We are trying to build programs that do mathematics in a human way. A sign of success will be if it is easy to convert its raw output into a form that reads in a similar way to what a human mathematician might say if giving a running commentary on how they were solving the problem. The above sequence of moves translates into something like the following. (I'm not using an algorithm to do this, but from my experience with ROBOT I think it would not be too hard to create one that produced natural-language output that was a reasonable approximation to what I will now write.)
What makes this problem difficult for a crude algorithm of the type sketched out in the previous post is that it relies quite heavily on library reasoning, and in some places there are several options for what can be done with library reasoning. In such a situation, it helps enormously to take into account desirable features of problem states that might be introduced (or undesirable features eliminated) when a given result is applied.

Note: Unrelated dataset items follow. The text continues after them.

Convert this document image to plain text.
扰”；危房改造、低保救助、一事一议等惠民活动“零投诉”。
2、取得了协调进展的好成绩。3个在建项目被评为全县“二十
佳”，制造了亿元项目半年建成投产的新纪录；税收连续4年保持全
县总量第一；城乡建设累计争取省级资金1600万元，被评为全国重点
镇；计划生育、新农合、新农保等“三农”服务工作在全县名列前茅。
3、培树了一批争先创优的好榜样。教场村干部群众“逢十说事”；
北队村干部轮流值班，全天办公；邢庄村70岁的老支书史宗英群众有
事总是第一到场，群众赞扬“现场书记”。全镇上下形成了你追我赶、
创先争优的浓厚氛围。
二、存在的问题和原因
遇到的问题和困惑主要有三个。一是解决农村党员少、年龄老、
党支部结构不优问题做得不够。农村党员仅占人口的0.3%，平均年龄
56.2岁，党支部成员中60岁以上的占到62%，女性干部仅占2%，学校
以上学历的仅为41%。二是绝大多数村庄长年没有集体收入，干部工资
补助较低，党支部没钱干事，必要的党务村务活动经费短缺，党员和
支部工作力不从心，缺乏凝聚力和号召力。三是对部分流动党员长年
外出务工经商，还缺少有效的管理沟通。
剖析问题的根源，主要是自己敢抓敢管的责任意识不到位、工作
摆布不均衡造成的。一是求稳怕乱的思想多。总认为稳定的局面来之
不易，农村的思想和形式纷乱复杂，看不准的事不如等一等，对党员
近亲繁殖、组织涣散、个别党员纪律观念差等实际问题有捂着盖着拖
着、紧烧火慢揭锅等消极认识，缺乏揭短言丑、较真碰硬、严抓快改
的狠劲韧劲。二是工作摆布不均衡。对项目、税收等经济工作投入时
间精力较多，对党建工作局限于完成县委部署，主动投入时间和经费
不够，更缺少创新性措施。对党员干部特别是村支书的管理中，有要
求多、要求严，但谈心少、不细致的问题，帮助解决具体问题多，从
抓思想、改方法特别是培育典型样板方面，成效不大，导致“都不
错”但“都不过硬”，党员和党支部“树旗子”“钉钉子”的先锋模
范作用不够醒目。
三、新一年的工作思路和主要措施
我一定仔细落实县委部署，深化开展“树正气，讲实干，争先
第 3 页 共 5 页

Of course, one could just do a brute-force search, and for this problem that would probably be manageable. But what is nice about features such as "contains a match for term T" or "eliminates the unmatched term U" is that they give us a good way of predicting which library results will be fruitful, without our having to go to the lengths of actually applying them.
A small remark here is that not all matches of terms are useful, and one can if one wishes bring in more refined considerations. For example, suppose we want to prove that $\overline{f^{-1}(B)}$ is contained in some other set. If we manage to obtain an additional hypothesis of the form $C\subset\overline{f^{-1}(B)}$, that will not help us, as it is the wrong way round. So we need a match to be "on the right side". Such monotonicity considerations can help us avoid getting excited by spurious matches, though for many problems it seems that when matches are generated, they naturally appear on the right side, so one can often get away with not worrying about monotonicity.
My aim in this post was not to present (even informally) an algorithm that uses features of the problem state, but simply to highlight some of the features that such an algorithm might well want to use. There is no single right approach to exactly how those features should single out the best move at each step, and I imagine that until our theoretical understanding advances, we will end up using quite a lot of trial and error to find good approaches (such as scoring systems that weight moves according to the quality of the features they introduce or remove).
The post would have been very different if I had not assumed that the library contained several useful results. It is interesting to think about how a proof might be found in their absence. For example, at the stage where the target was reduced to $\overline{f(f^{-1}(B))}\subset\overline B$, if the library did not contain the result $C\subset D\implies\overline C\subset\overline D$, what might an algorithm be expected to do? Is it reasonable to expect it to conjecture both that that monotonicity holds and that $f(f^{-1}(B))\subset B$ for all sets $B$? Probably not. It is more likely that if it was asked to prove such a statement, it would resort to lower-level arguments, and in the process of applying those lower-level arguments would discover for itself that closure is monotone and that $f(f^{-1}(B))\subset B$. It would be wonderful if it could then go back and formulate those statements as lemmas. I believe that it will be possible to develop an algorithm with that kind of capability, but that is a longer-term goal, and discussion of it belongs in a future post.
I have ended up talking much more about features than about subtasks, but I do not see a sharp distinction between the two. Given any desirable feature, one can create a subtask "obtain that feature", and given a subtask one can define a feature "achieves that subtask". A feature becomes a subtask when one temporarily forgets about the main goal of reducing the problem state to TRUE and prioritizes the subgoal of obtaining the feature. If the use of a feature is more to increase one's confidence in a proposed move, then it remains more of a feature than a subtask.